Die DGfM fordert für eine solche Neuordnung folgende Grundbedingungen:

1. Gesetzgeberische Klarstellung der Prämisse des Ziels einer korrekten Abrechnung von Krankenhausfällen. Alle geschaffenen Regeln müssen belastbar in diese eine Richtung wirken.

2. Neutrales Prüfsystem mit dem Ziel einer hohen öffentlichen Transparenz

  • a. über die Korrektheit von Krankenhausabrechnungen, bezogen auf jedes einzelne Krankenhaus,
  • b. über das Prüfverhalten der einzelnen Krankenkassen bezüglich des Anfragevolumens, der erreichten Retaxierungen und der Begründetheit ihrer Prüfaufträge in der Einzelfallprüfung.

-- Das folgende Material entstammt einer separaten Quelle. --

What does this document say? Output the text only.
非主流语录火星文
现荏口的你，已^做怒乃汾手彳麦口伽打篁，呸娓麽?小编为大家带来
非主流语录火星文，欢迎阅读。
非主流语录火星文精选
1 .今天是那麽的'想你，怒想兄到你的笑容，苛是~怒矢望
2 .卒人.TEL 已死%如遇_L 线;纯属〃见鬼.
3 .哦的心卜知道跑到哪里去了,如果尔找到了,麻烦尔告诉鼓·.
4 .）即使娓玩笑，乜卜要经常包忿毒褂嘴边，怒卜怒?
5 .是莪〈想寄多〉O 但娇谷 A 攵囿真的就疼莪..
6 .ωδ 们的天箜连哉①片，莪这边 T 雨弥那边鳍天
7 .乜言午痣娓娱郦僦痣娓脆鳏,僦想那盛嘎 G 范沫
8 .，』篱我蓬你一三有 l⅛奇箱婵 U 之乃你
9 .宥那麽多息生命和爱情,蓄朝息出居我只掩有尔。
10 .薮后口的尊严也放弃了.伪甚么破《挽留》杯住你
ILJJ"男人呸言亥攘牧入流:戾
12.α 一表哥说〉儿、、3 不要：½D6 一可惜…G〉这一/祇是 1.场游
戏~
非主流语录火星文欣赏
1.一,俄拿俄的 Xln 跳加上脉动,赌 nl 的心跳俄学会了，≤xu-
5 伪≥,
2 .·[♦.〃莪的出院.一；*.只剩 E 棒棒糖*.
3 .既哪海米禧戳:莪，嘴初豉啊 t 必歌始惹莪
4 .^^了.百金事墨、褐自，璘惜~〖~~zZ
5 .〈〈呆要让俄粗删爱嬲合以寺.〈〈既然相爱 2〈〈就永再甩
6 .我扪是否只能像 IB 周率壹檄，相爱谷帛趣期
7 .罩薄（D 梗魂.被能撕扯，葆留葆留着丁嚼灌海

3. Konsequenzen für systematische Falschabrechnungen, die für vorsätzlich zu hoch abrechnende Krankenhäuser empfindlich sind und deutlich über die bisher bestehende Rückzahlungsverpflichtung bei Rechnungskorrekturen im Einzelfall hinausgehen.

Folgende Säulen bilden nach den Vorstellungen der Deutschen Gesellschaft für Medizincontrolling die Basis für ein reformiertes Prüfsystem stationärer Abrechnung:

  1. Reduktion der durch die individuellen Kostenträger ausgelösten Ein­zelfallprüfungen auf maximal zwei Prozent der einer Krankenkasse in Rechnung gestellten Fälle, Definition eines Mindestbetrags potenzieller Rückforderung als Grundlage für die Rechtmäßigkeit eines Einzelprüfauftrags. Erhöhung der zulässigen Prüfquoten bei Verdacht auf Falschabrechnungen aus den Ergebnissen der Datenanalysen (siehe 2.) oder aus den Stichprobenprüfungen (siehe 3.). Systematische Datenerfassung über alle Prüfaufträge der Einzelfallprüfungen mit öffentlicher Publikation der Ergebnisse.
  2. Identifikation von systematischen Auffälligkeiten der Abrechnungsdatensätze und Verdacht der Falschabrechnung (sowohl im Sinne zu niedriger als auch im Sinne zu hoher Abrechnung) durch eine neutrale Institution auf Basis von Datenanalysen über die Abrechnungsdaten aller stationären Fälle. Öffentliche Publikation der Ergebnisse dieser Analysen.
  3. Stichprobenprüfungen auf Basis einer zufälligen Fallauswahl von fünf Prozent aller Fälle über alle deutschen Krankenhäuser mit systematischer Auswertung über zu hohe, korrekte oder zu niedrige Abrechnungen. Öffentliche Publikation der Ergebnisse dieser Stichprobenprüfungen.
  4. Ausgliederung der Strukturprüfung aus den Stichproben und Einzelfallprüfungen hin zu einem prospektiven Verfahren als Basis für die Zulassung von Krankenhäusern zur Erbringung spezifischer Leistungen. Restrukturierung der betroffenen OPS-Codes durch eindeutige Trennung von nachzuweisenden Strukturmerkmalen und (prüfbaren) Merkmalen der individuellen Behandlung.
  5. Aufwertung von Schlichtungsstellen, die für strittige Konstellationen schnell und grundsätzlich Klarstellungen schaffen, ohne den Blockadeoptionen der Selbstverwaltungspartner zu unterliegen.